The health care system, and the incentives, aren’t set up for this sort of screening, Sirott said.
“Currently, I get $6 for screening a patient,” she said. “By the time I put it on a piece of paper and print it, it’s not worth it.”
It’s not clear whether the direct and indirect costs of screening would be worth it to the patients, either. Four other states — Illinois, Massachusetts, New Jersey and West Virginia — have tried mandated screening, and it did not result in more women getting treatment, according to a study published in Psychiatric Services in 2015.
Even with California’s extra requirement that insurance companies facilitate care, women could still face high copays or limits on the number of therapy sessions. Or, the new mothers might be so overwhelmed with their care for a newborn, that it would be difficult to add anything to their busy schedules.
What does seem to work, according to the study of mandated screening in other states, is when nurses or mental health providers visit new moms at home.

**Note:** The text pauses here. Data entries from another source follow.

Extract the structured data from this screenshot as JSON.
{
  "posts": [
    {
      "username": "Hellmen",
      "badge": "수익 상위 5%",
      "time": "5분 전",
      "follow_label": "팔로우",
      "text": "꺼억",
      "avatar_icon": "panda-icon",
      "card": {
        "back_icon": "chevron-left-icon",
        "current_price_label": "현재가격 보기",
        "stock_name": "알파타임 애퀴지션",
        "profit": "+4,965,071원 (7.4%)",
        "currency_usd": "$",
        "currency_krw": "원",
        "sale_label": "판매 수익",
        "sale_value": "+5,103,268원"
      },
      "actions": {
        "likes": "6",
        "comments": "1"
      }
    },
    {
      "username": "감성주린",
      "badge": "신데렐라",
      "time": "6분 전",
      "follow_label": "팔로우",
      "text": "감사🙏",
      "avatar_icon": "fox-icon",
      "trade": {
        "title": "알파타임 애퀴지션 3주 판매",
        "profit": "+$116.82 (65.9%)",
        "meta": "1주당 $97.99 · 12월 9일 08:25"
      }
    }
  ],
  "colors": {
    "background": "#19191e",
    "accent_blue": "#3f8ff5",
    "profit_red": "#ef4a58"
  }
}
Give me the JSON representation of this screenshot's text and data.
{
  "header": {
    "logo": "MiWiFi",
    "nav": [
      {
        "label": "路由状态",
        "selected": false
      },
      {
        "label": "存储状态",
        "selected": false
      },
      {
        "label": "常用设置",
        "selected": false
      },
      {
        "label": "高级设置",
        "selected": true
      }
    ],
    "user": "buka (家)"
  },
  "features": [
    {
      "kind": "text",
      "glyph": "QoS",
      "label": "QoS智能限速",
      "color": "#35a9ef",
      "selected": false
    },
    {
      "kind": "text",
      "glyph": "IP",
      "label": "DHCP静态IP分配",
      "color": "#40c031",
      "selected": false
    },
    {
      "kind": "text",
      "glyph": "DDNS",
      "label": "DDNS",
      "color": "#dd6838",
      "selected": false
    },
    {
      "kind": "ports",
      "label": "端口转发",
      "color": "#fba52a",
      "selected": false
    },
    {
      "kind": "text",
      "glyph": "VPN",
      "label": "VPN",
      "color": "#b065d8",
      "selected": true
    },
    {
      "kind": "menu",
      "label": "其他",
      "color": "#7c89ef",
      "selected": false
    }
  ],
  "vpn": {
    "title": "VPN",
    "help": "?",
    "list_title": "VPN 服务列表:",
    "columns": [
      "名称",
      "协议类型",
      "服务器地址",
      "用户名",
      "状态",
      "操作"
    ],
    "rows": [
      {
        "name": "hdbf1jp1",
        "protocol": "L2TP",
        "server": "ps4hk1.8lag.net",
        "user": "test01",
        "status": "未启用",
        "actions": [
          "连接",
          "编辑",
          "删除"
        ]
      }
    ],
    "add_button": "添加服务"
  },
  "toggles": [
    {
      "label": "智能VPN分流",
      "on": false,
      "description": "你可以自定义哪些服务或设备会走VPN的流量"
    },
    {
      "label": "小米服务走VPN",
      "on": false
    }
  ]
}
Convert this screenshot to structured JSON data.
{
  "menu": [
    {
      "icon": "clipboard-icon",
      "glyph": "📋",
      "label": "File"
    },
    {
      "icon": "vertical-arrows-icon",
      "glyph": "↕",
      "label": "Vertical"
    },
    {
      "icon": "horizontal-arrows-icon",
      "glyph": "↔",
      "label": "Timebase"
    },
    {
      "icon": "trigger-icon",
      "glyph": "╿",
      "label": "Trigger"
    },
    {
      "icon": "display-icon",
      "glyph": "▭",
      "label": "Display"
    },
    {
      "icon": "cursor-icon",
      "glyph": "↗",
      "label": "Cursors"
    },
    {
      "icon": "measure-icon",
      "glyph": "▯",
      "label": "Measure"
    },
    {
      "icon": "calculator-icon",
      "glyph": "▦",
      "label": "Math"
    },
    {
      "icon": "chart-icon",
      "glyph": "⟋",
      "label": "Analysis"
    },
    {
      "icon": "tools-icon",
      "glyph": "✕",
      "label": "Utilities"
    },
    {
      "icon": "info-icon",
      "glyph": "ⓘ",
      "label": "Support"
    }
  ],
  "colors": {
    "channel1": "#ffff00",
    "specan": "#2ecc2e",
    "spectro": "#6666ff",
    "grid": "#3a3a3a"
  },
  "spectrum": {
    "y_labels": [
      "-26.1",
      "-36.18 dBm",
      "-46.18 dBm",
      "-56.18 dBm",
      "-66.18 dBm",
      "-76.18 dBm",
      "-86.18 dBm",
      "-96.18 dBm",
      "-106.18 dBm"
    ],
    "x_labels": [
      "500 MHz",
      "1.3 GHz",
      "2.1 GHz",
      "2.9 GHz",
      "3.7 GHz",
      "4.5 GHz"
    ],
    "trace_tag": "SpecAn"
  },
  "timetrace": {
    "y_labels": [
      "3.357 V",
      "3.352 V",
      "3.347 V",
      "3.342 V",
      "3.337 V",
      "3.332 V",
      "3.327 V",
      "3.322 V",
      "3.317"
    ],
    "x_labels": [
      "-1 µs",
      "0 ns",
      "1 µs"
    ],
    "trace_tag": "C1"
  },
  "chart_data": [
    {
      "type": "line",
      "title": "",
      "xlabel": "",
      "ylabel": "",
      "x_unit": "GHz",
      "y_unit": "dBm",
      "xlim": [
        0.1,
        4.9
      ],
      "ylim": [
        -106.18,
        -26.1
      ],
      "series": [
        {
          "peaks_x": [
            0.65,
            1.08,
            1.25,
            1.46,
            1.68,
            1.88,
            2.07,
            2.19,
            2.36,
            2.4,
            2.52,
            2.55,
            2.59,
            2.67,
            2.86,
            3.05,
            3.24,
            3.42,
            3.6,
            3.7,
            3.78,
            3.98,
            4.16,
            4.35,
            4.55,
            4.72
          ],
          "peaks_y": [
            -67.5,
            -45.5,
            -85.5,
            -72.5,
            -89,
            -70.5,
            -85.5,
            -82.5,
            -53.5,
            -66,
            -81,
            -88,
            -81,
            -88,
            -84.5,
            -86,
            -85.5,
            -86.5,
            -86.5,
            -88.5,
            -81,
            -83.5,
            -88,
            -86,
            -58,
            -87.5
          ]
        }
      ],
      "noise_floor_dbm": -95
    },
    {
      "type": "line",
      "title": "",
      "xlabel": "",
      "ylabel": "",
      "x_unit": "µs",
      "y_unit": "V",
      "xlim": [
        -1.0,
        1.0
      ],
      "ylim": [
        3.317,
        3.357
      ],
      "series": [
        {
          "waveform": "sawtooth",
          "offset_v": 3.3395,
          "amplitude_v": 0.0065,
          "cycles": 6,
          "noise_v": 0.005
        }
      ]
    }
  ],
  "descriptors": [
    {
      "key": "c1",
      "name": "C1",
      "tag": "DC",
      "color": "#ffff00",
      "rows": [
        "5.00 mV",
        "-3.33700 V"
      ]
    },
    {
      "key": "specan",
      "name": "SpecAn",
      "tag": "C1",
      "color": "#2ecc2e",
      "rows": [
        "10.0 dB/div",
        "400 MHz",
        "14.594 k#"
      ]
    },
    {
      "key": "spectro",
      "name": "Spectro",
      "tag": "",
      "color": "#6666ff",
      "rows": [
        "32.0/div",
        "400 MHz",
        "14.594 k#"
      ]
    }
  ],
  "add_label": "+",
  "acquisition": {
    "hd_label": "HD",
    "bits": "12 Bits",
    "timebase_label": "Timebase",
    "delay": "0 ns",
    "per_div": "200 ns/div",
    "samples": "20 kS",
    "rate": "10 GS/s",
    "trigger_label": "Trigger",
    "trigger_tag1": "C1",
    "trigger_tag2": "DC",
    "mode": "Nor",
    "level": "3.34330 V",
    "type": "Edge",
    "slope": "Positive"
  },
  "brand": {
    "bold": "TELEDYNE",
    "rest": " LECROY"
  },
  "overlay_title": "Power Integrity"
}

“Despite abundant goodwill, there is no evidence that state policies are addressing this great need,” the study’s authors report.
Supporters of California’s proposed bill, however, say doctors need to start somewhere. Screening is the first step in recognizing the full scope of the problem, said Dr. Nirmaljit Dhami, a Mountain View, Calif., psychiatrist. Women should be screened on an ongoing basis throughout pregnancy and for a year after birth, Dhami said, not just once or twice as the bill requires.
“I often tell doctors that if you don’t know that somebody is suicidal it doesn’t mean that their suicidality will go away,” she said. “If you don’t ask, the risk is the same.”